More? 34,000 years after making tools, “Some 28.3 million Afghans (two-thirds of the population), are depending on international food assistance this winter.”.
Since the Taliban takeover in August of 2021, “the United States has appropriated or otherwise made available over $8 billion in assistance to Afghan citizens and refugees. In addition, the United States obligated $2.7 billion to transport, house, and feed Afghan evacuees.”
SIGAR points out that “the Taliban regime derives revenue from this aid in the form of “licenses,” “taxes,” and “administrative fees” imposed on NGOs and their employees as a condition for operating in Afghanistan.”
That money goes a long way in allowing the Taliban to operate domestically and internationally.

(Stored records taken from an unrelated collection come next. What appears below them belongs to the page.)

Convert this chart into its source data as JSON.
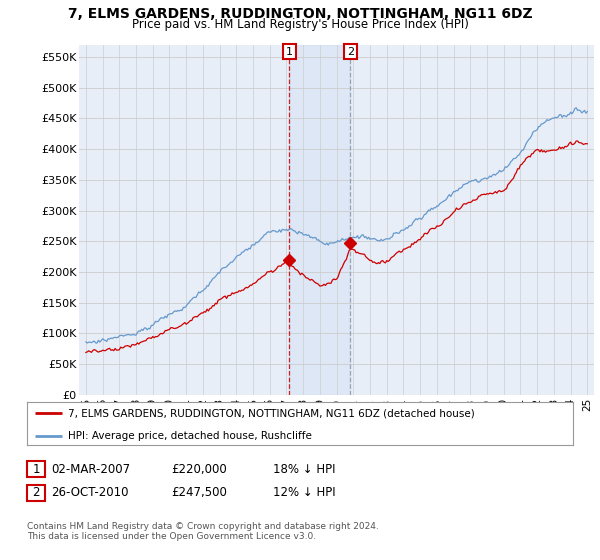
{
  "title": "7, ELMS GARDENS, RUDDINGTON, NOTTINGHAM, NG11 6DZ",
  "subtitle": "Price paid vs. HM Land Registry's House Price Index (HPI)",
  "ylabel_ticks": [
    "£0",
    "£50K",
    "£100K",
    "£150K",
    "£200K",
    "£250K",
    "£300K",
    "£350K",
    "£400K",
    "£450K",
    "£500K",
    "£550K"
  ],
  "ytick_values": [
    0,
    50000,
    100000,
    150000,
    200000,
    250000,
    300000,
    350000,
    400000,
    450000,
    500000,
    550000
  ],
  "ylim": [
    0,
    570000
  ],
  "legend_line1": "7, ELMS GARDENS, RUDDINGTON, NOTTINGHAM, NG11 6DZ (detached house)",
  "legend_line2": "HPI: Average price, detached house, Rushcliffe",
  "sale1_date": "02-MAR-2007",
  "sale1_price": 220000,
  "sale1_label": "1",
  "sale1_pct": "18% ↓ HPI",
  "sale2_date": "26-OCT-2010",
  "sale2_price": 247500,
  "sale2_label": "2",
  "sale2_pct": "12% ↓ HPI",
  "footer": "Contains HM Land Registry data © Crown copyright and database right 2024.\nThis data is licensed under the Open Government Licence v3.0.",
  "line_color_red": "#cc0000",
  "line_color_blue": "#6699cc",
  "background_color": "#ffffff",
  "plot_bg_color": "#e8eef8",
  "grid_color": "#cccccc",
  "sale1_x": 2007.17,
  "sale2_x": 2010.82,
  "xstart": 1995.0,
  "xend": 2025.0
}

So, why don’t we just stop paying for a bad deal? Without continuing aid thousands – if not millions – of Afghans would starve, the minimal economy would turn to dust, the Taliban would still be in charge and who knows which bad actor might try their hand in the conquering/freeing/helping Afghanistan business.
Not on the cheap, though. The United Nations estimates “97% of the population now lives below the poverty line.”
Is anything working in Afghanistan? Alas, yes. According to the SIGAR report:
“While many industries in Afghanistan are suffering, opiates trafficking has not been affected since the Taliban seized power in August 2021. Afghanistan continues to provide 80% of the global supply through various cross-national networks.”
As the U.S. has learned too many times in the past almost 250 years, getting into a war is one thing. Getting out of a war is much, much more complicated.